Background: Genetic factors and previous alcohol experience influence alcohol consumption in both humans and rodents. Specifically, a prior experience with ethanol increases ethanol intake in both ethanol-preferring C57BL/6 (C57) and ethanol non-preferring DBA/2 (DBA) mice. Whereas the ventral tegmental area (VTA) importantly regulates dopamine levels and ethanol intake, it is unknown whether ethanol experience differentially alters synaptic properties of VTA dopamine neurons in ethanol-preferring and non-preferring mice.

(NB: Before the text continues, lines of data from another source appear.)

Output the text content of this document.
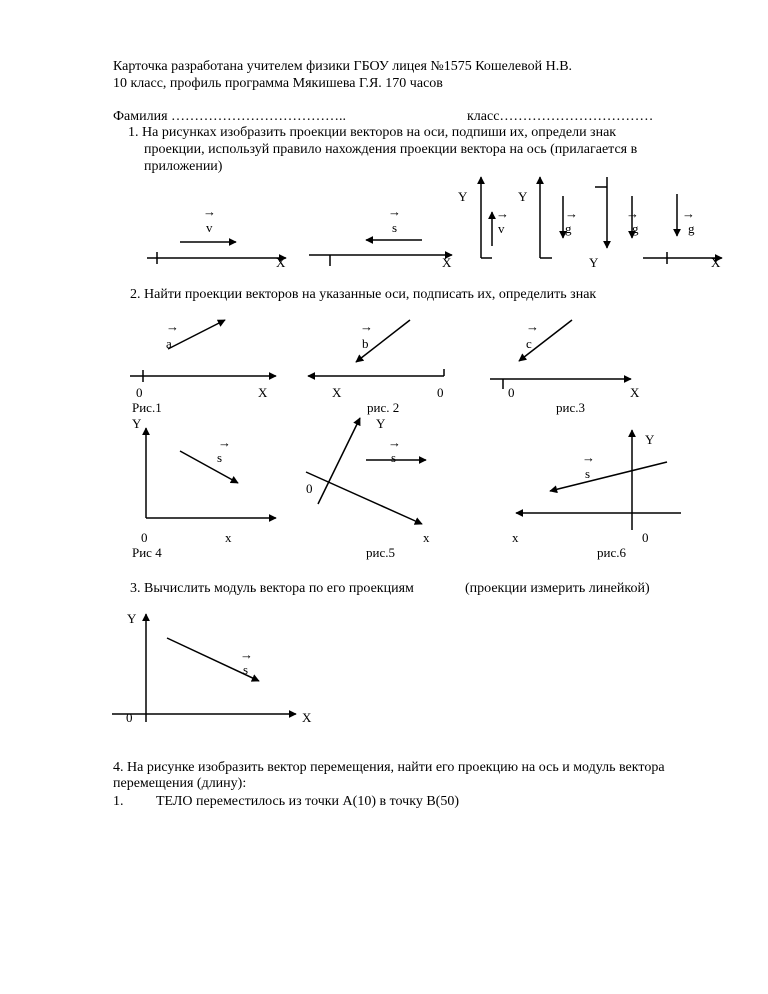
Карточка разработана учителем физики ГБОУ лицея №1575 Кошелевой Н.В.
10 класс, профиль программа Мякишева Г.Я. 170 часов
Фамилия ………………………………..	класс……………………………
1. На рисунках изобразить проекции векторов на оси, подпиши их, определи знак
проекции, используй правило нахождения проекции вектора на ось (прилагается в
приложении)
2. Найти проекции векторов на указанные оси, подписать их, определить знак
3. Вычислить модуль вектора по его проекциям	(проекции измерить линейкой)
4. На рисунке изобразить вектор перемещения, найти его проекцию на ось и модуль вектора
перемещения (длину):
1. ТЕЛО переместилось из точки А(10) в точку В(50)
→
v
X
→
s
X
→
v
Y
→
g
Y
→
g
Y
→
g
X
→
a
0	X
Рис.1
→
b
X	0
рис. 2
→
c
0	X
рис.3
Y
→
s
0	x
Рис 4
Y
→
s
0
x
рис.5
Y
→
s
x	0
рис.6
Y
→
s
0	X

Methods: The properties of excitatory and inhibitory inputs and the ability to elicit long-term potentiation (LTP) were assessed with whole-cell patch-clamp recordings in VTA dopamine neurons from C57 and DBA mice 24 hours after a single ethanol (2 g/kg, IP) or equivalent saline injection.
Results: Ethanol exposure increased gamma-aminobutyric acid (GABA) release onto VTA dopamine neurons in DBA mice, as previously observed in C57 mice. However, a single ethanol exposure reduced alpha-amino-3-hydroxy-5-methylisoxazole-4-propionic acid receptor (AMPAR) and N-methyl-D-aspartate receptor (NMDAR) function and LTP in VTA dopamine neurons from DBA but not C57 mice.
Conclusions: A single ethanol exposure selectively reduced glutamate receptor function in VTA dopamine neurons from the ethanol non-preferring DBA strain but enhanced GABA signaling in both C57 and DBA strains. These results support the notion that VTA dopamine neurons are a central target of ethanol-induced neural plasticity, which could contribute to ethanol consumption. Furthermore, these findings highlight the possible need for specialized therapeutic interventions for alcoholism based on individual intrinsic differences.